Résumé
Thibaudet distingue, dans la mémoire sociale comme dans la mémoire individuelle, une mémoire-habitude et une mémoire-souvenir, suivant les termes de Bergson [1]. La mémoire-habitude est acquise et active : c’est l’automatisme chez un individu, « le par cœur » ; c’est la tradition dans la société. La mémoire-souvenir est spontanée et contemplative : c’est la mémoire volontaire chez Proust – le cas échéant déclenchée par un souvenir involontaire – ; c’est l’histoire ou l’historiographie dans la société.
Les deux mémoires sont antagonistes chez un individu, comme l’action et la contemplation : la mémoire-habitude est orientée vers le présent et le futur, la mémoire-souvenir vers le passé. Mais, poursuit Thibaudet, ce n’est pas le cas chez un artiste, exemplairement Proust, qui transforme le souvenir en action. Tel est bien le projet révélé dans Le Temps retrouvé. Et ce n’est pas non plus le cas dans la société, où les deux mémoires sont solidaires : le XIXe siècle est à la fois le siècle de l’histoire et celui de l’action, celui des professeurs et celui des entrepreneurs. Dans la société comme chez un artiste, la mémoire gratuite devient efficace. De Michelet à Lavisse, l’histoire de France a été ainsi convertie en patrimoine, en identité nationale, ou même en « énergie nationale » chez Barrès.
La mémoire collective, au sens qu’on lui donne aujourd’hui, n’est-elle pas d’ailleurs un euphémisme de la tradition ? Parce que celle-ci connote le conservatisme, l’académisme et le traditionalisme, la mémoire lui est préférée : elle serait la tradition sans le traditionalisme, ou encore l’avenir du passé. Le titre de ce cours, « Mémoire de la littérature », ne désigne-t-il pas lui-même la recherche d’une voie moyenne entre la tradition et l’intertextualité, entre la convention et la désorientation ?

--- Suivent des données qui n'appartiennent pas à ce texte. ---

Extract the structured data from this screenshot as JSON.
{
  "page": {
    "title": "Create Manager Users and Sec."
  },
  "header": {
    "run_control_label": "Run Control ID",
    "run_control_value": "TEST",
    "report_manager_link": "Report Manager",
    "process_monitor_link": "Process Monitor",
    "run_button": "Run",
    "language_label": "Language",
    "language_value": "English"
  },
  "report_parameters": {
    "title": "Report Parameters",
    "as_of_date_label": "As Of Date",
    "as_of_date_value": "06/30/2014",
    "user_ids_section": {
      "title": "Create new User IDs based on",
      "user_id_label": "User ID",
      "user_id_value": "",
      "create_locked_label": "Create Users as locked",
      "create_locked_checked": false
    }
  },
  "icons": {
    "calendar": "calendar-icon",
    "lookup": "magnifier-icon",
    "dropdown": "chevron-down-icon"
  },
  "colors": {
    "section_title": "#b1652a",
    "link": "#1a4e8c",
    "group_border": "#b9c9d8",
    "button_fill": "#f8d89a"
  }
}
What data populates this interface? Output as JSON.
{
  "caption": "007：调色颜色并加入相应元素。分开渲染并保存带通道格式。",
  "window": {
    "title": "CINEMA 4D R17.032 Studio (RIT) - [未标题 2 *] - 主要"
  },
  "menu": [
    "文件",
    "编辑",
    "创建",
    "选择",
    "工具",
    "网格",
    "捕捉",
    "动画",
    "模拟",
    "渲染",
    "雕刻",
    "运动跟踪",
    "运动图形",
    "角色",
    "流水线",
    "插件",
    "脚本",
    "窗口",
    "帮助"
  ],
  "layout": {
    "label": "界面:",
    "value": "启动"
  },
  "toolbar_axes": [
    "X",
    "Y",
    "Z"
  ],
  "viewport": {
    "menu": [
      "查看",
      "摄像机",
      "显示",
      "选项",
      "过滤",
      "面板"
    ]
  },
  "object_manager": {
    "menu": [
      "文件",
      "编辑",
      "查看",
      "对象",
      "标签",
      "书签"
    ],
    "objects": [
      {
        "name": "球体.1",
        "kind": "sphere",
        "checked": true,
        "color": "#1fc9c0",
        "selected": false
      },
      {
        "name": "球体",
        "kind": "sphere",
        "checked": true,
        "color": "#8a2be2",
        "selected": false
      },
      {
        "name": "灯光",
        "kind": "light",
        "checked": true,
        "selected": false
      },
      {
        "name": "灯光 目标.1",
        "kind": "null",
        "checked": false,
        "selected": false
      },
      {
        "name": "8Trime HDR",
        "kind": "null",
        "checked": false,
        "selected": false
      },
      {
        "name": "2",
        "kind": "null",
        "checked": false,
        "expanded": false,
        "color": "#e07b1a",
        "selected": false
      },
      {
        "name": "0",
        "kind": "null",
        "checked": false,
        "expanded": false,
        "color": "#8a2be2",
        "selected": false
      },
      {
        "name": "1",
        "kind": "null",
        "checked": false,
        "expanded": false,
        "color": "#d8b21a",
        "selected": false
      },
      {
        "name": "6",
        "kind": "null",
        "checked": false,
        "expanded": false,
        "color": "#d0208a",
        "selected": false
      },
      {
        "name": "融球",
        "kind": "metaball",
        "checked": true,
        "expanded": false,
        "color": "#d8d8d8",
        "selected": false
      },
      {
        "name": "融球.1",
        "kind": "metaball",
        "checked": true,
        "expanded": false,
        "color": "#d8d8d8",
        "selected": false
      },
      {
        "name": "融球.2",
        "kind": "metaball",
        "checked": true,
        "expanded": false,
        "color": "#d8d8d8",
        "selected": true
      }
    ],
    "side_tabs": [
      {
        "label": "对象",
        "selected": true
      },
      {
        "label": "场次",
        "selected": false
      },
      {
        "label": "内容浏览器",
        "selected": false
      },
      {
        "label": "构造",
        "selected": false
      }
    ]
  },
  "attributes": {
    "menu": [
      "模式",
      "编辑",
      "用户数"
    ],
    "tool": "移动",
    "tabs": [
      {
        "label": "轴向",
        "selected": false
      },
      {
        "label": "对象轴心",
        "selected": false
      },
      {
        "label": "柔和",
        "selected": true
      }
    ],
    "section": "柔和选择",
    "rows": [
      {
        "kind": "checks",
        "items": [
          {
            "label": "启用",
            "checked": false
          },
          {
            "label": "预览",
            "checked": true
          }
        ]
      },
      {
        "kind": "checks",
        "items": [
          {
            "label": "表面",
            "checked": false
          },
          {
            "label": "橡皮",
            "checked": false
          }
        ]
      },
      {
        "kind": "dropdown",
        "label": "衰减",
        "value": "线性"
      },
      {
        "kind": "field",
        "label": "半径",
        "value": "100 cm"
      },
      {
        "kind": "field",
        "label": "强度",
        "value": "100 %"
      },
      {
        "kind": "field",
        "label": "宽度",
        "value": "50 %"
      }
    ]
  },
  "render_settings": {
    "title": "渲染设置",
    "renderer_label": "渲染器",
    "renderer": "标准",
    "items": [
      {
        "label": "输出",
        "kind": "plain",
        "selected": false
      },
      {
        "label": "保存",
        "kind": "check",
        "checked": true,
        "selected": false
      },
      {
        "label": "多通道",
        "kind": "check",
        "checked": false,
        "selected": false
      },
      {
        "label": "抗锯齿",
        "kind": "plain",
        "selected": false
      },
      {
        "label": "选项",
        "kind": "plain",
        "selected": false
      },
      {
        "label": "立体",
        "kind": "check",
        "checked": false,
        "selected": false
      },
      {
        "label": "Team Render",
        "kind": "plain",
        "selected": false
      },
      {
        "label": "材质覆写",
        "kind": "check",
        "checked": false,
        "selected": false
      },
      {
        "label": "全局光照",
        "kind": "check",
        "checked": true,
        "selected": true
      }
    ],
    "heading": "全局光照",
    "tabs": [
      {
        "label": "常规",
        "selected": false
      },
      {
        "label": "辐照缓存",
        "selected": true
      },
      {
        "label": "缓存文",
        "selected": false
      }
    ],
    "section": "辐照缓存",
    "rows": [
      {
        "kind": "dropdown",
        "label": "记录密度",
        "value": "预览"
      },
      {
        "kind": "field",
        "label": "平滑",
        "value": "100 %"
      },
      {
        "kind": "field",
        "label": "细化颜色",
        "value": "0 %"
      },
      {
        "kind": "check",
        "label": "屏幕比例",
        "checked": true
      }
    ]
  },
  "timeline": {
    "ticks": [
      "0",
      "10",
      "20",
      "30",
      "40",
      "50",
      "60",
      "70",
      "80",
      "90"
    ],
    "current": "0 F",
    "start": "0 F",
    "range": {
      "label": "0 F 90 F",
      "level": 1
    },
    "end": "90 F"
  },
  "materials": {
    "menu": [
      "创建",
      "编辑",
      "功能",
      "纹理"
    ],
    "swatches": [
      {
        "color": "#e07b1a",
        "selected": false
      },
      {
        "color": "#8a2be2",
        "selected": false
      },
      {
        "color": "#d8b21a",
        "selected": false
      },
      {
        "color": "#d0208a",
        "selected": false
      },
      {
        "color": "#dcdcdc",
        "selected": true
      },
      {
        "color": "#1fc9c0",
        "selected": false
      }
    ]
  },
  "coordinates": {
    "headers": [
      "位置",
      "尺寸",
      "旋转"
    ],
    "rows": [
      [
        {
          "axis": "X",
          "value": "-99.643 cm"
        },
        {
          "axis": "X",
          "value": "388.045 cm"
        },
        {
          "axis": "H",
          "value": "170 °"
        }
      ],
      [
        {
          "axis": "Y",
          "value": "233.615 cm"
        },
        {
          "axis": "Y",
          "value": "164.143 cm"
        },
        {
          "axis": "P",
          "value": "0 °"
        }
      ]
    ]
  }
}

Cette opposition de la mémoire à l’histoire de la littérature a aussi intéressé Harald Weinrich pour qualifier « la pensée spatialisante » d’E.R. Curtius dans son grand livre, La Littérature européenne et le Moyen Âge latin (1948) [2]. Curtius étudie le réservoir universel de l’Antiquité gréco-latine dans le Moyen Âge latin. Les topoi de la rhétorique, patrimoine culturel de l’Europe, restent des « constantes » rencontrées à chaque pas dans les littératures modernes. Pour Curtius, la littérature dépend moins d’une histoire linéaire, dialectique et progressiste, où le nouveau déplace et supplante l’ancien, qu’elle ne transmet et projette l’ancien dans le nouveau. Deux visions du mouvement de la littérature sont ainsi contrastées, l’une progressiste et l’autre mémorielle, l’une éliminatoire et l’autre accumulative.